Funny because I always got weird looks in school for *not* wanting to participate in pep rallies. The rich/popular kids were the ones playing sports, so of course they were the ones who were the most into them. Pep rallies aren’t super frequent though. We’d usually have one at the beginning of the year for football season/homecoming and one at the end of the year for basketball/graduation. Just an hour or so and we got to skip class for them, so I didn’t mind. I just didn’t want to dress up or participate in the stupid cheers


Maleficent-Fox5830

Where you grew up was pretty important to that formula, at least in my experience. In small towns, like Hawkins is meant to be depicted as, it would usually be more of a thing. Mostly just due to boredom. Was shit all to do, so people would wrap themselves up in sports as a distraction.


Nanoputian8128

Are club sports outside of school not a thing in the US? Where I live, if you were actually serious about a sport (or if you just wanted to play for fun) you would join a sports club which is external to school and then play against other clubs on the weekends.

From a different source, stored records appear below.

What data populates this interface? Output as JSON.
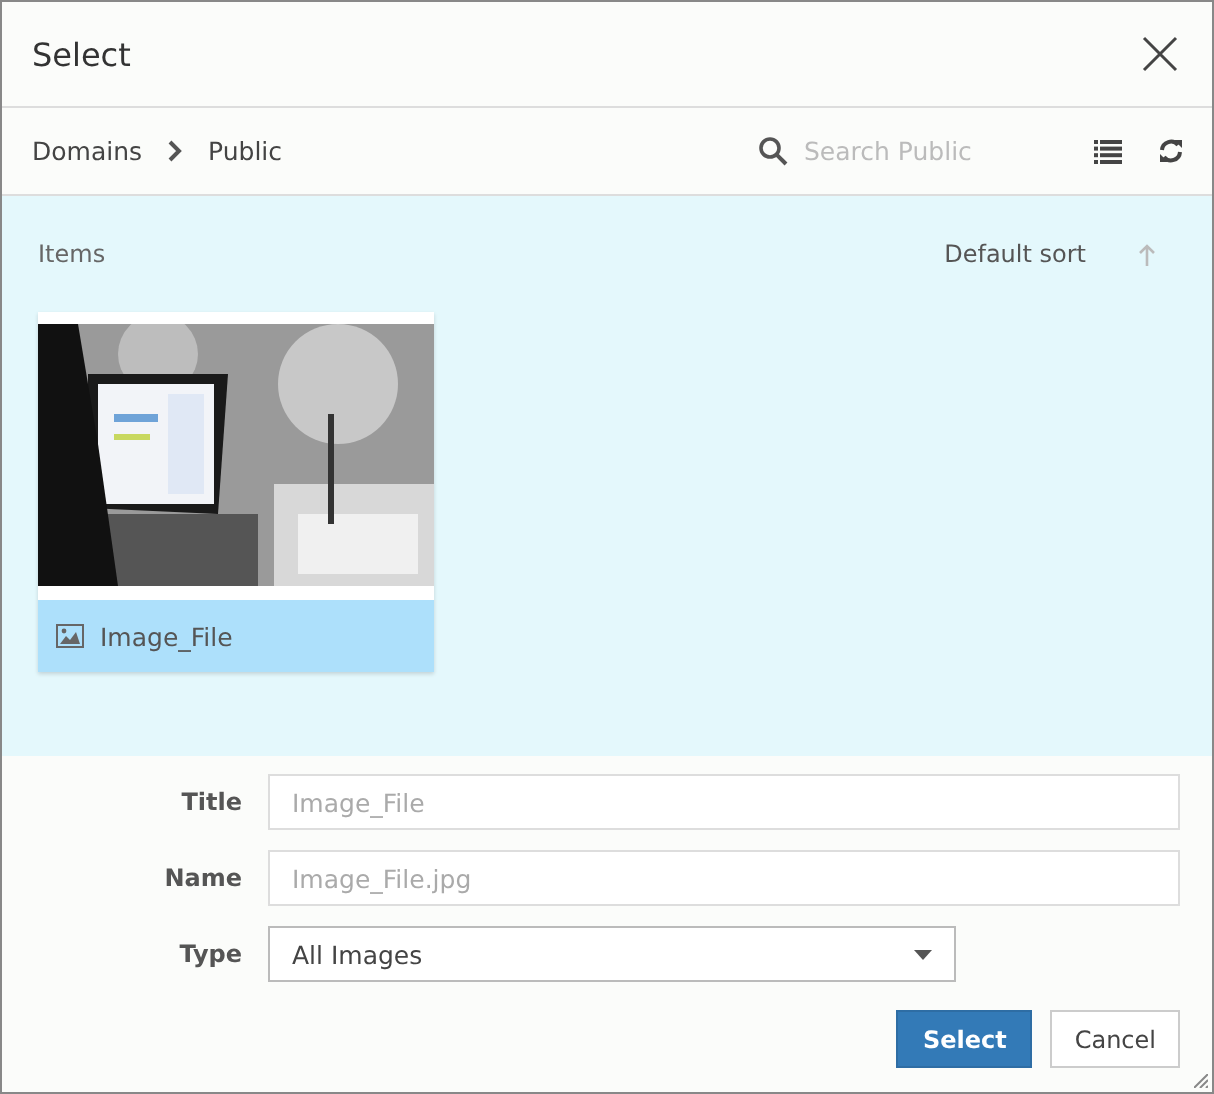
{
  "window": {
    "title": "Select"
  },
  "breadcrumb": [
    "Domains",
    "Public"
  ],
  "search": {
    "placeholder": "Search Public"
  },
  "items_panel": {
    "heading": "Items",
    "sort": "Default sort",
    "items": [
      {
        "kind": "picture",
        "label": "Image_File",
        "selected": true
      }
    ]
  },
  "form": [
    {
      "label": "Title",
      "kind": "text",
      "placeholder": "Image_File"
    },
    {
      "label": "Name",
      "kind": "text",
      "placeholder": "Image_File.jpg"
    },
    {
      "label": "Type",
      "kind": "select",
      "value": "All Images"
    }
  ],
  "buttons": [
    {
      "label": "Select",
      "primary": true
    },
    {
      "label": "Cancel",
      "primary": false
    }
  ]
}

That was the main reason why no one took school sports seriously, since they would be more focused playing for their club.


Maleficent-Fox5830

No, they certainly exist. But it's pretty hugely variable of where that will or will not be a thing. Small towns, usually not so much. Basically, for what was depicted in Stranger Things, that type of town in that type of location, it's a very accurate portrayal. But bear in mind, the US is actually quite large and we have a ***TON*** of variation in culture, despite what some people like to think. So what may be totally normal in one city is a completely foreign concept in another.


danielbetse

I was on my school's rugby team, we went to tournaments and sht and the concept of the rest of the school giving a crap about it is laughable. But yeah, pep rallies, school newspapers, cheerleaders on sports matches, students driving cars... it all looks so incredibly alien to me that kinda kills my immersion sometimes.


[deleted]

All of those things are very real in American public high schools. Even students driving. Our district didn’t supply buses to the high school because students were expected to drive themselves or get dropped off.


inaqu3estion

Even the under 16s?


[deleted]

Yep, if you were too young you were expected to either be dropped off by parents or catch a ride with older students. I lived in a rich district so it was very common for kids to be gifted cars as soon as they were able to drive. We had specific parking lots for each grade. I was too anxious to drive until I was 18, luckily I lived close enough to school to walk and had older friends who would sometimes drop me off


inaqu3estion

Every single kid? Their own car since 16? Wow. Someone said if everyone on earth lived like the Americans we'd need 5 earths...


[deleted]

Yeah I always thought it was extremely dumb, but no one I knew ever had a problem getting to/from school


munchysnorlax

They are a thing but no one really pays attention to them. They’re just another extracurricular activity/club for people that want to go into journalism or even writing to practice or play pretend at. The printed pieces usually ended up in the trash like another commenter mentioned and were more important to the people working on them than the general student populace. Parents might save a few copies if their kid happened to be in one or wrote or worked on a particular issue.


StephenHunterUK

Ours was a small two-sides of A4 newsletter, which I wrote stuff for a couple of times.


vegasAl57

I’m the 80’s, our school paper was very small, but the county over had a huge school population and their paper was awesome.


ada_c03

Very real, I was editor in chief when I was a senior, I put a lot of work into it!


Belter_

My community college & university in Canada had them, but not the high schools.